At my local mall, the same Christmas decorations are up and the same awful Christmas music is being piped through the sound system. Bloody 'Snoopy's Christmas'.

And the retailers - backed by their trusty allies, the corporate media - are using exactly the same arsenal of Christmas bullshit to coax/harass people into buying stuff they probably don't need.

Last year, on the back of an overheated housing market and easy credit, Christmas platitudes and false Christmas bonhomie was enough to drive the punters into opening the wallets and purses. The formulae was a simple one: the Christmas 'spirit' means spending money.

But the formulae isn't working this year because the 'bubble' has burst, the economy has collapsed - times are getting tough.

In my local mall the stores have dramatically cut prices in a desperate attempt to get the volume of sales they need. The economic imperative is that many retailers rely on the three or four weeks leading up to Christmas to get them through the next year.

Judging by what's happening in my mall, its going to be a rough year for many of them and some of them may go to the wall. Unlike last year the buying frenzy is missing, people are spending less.

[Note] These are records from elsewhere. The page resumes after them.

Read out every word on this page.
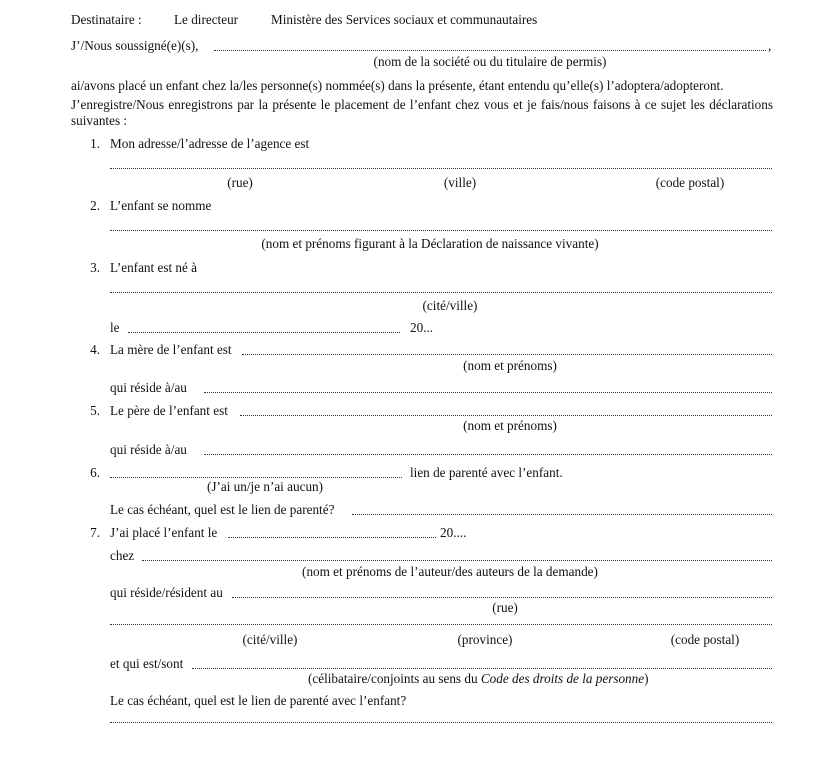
Destinataire : Le directeur Ministère des Services sociaux et communautaires
J’/Nous soussigné(e)(s),	,
(nom de la société ou du titulaire de permis)
ai/avons placé un enfant chez la/les personne(s) nommée(s) dans la présente, étant entendu qu’elle(s) l’adoptera/adopteront.
J’enregistre/Nous enregistrons par la présente le placement de l’enfant chez vous et je fais/nous faisons à ce sujet les déclarations suivantes :
1. Mon adresse/l’adresse de l’agence est
(rue)	(ville)	(code postal)
2. L’enfant se nomme
(nom et prénoms figurant à la Déclaration de naissance vivante)
3. L’enfant est né à
(cité/ville)
le	20...
4. La mère de l’enfant est
(nom et prénoms)
qui réside à/au
5. Le père de l’enfant est
(nom et prénoms)
qui réside à/au
6.	lien de parenté avec l’enfant.
(J’ai un/je n’ai aucun)
Le cas échéant, quel est le lien de parenté?
7. J’ai placé l’enfant le	20....
chez
(nom et prénoms de l’auteur/des auteurs de la demande)
qui réside/résident au
(rue)
(cité/ville)	(province)	(code postal)
et qui est/sont
(célibataire/conjoints au sens du Code des droits de la personne)
Le cas échéant, quel est le lien de parenté avec l’enfant?
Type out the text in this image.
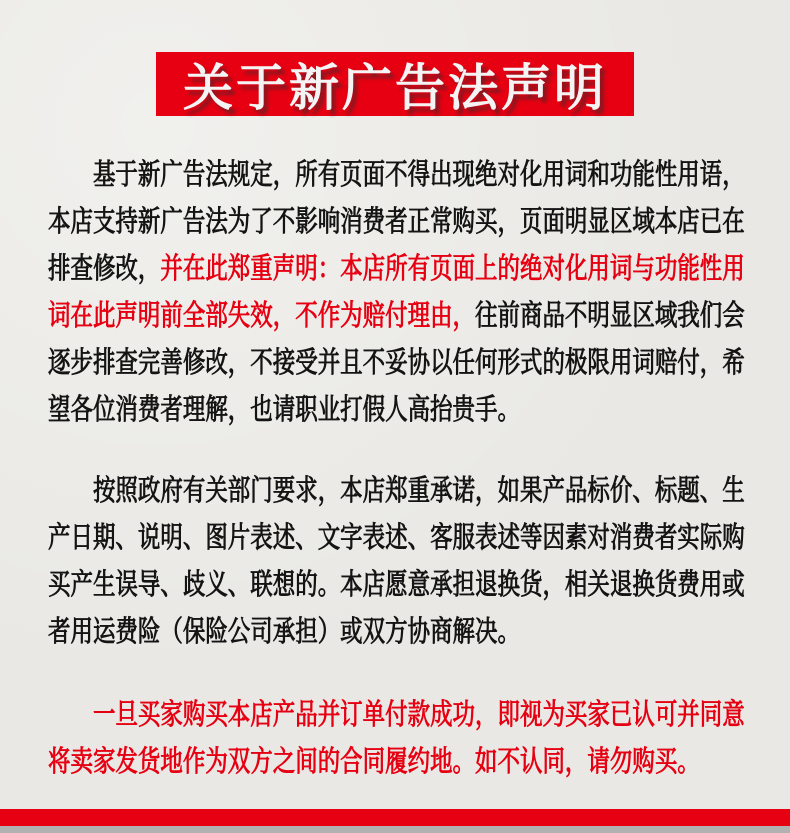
关于新广告法声明
基于新广告法规定，所有页面不得出现绝对化用词和功能性用语，
本店支持新广告法为了不影响消费者正常购买，页面明显区域本店已在
排查修改，并在此郑重声明：本店所有页面上的绝对化用词与功能性用
词在此声明前全部失效，不作为赔付理由，往前商品不明显区域我们会
逐步排查完善修改，不接受并且不妥协以任何形式的极限用词赔付，希
望各位消费者理解，也请职业打假人高抬贵手。
按照政府有关部门要求，本店郑重承诺，如果产品标价、标题、生
产日期、说明、图片表述、文字表述、客服表述等因素对消费者实际购
买产生误导、歧义、联想的。本店愿意承担退换货，相关退换货费用或
者用运费险（保险公司承担）或双方协商解决。
一旦买家购买本店产品并订单付款成功，即视为买家已认可并同意
将卖家发货地作为双方之间的合同履约地。如不认同，请勿购买。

Last week figures showed that applications for credit were down almost thirty percent on one year ago while loan defaults were on the rise.

Just today investment firm Goldman Sachs - who have added to the dole figures themselves this year - predicted that unemployment could rise as much as 75,000 next year. I think this is an optimistic view.

While last year the party was in full swing, this year the stereo has been switched off and the lights have been switched on. People are being told to go home.

The black economic clouds of 2009 are looming on the horizon.

People are rightly worried about the future and the calculated jollity of retailers and the media just doesn't cut it. They are standing alone in the living room with their party hats on while everyone else heads for the door.

There's something in the air and it isn't a fat guy in a sleigh.

1 comments:

  1. Its interesting how the West is very quick to judge the likes of China, Cuba, or North Korea. They often sight that these country's dictatorships use propaganda and there is no democracy etc. but cannot seem to draw parallels between our own 'democracy' and propaganda.

    The biggest form of propaganda in the west is advertising - you cant escape it, and its designed to influence your thinking. So what is the difference between that and have Kim Jong Il blasting on speaker in the kitchen? There isnt.

    Every Christmas the advertising goes up a notch to the point where it gets invasive, then the pressure builds up to spend, spend, spend. Its designed in such a way to make you think as if you must define yourself by what you have.

    And yet we see the media run 'special reports' with hidden cameras in North Korea or interviews with ex-pat Cubans. Then after 5 minutes of the media telling you how evil propaganda is, they then deliver you 2 and a half minutes of advertising i.e. the worst propaganda of all.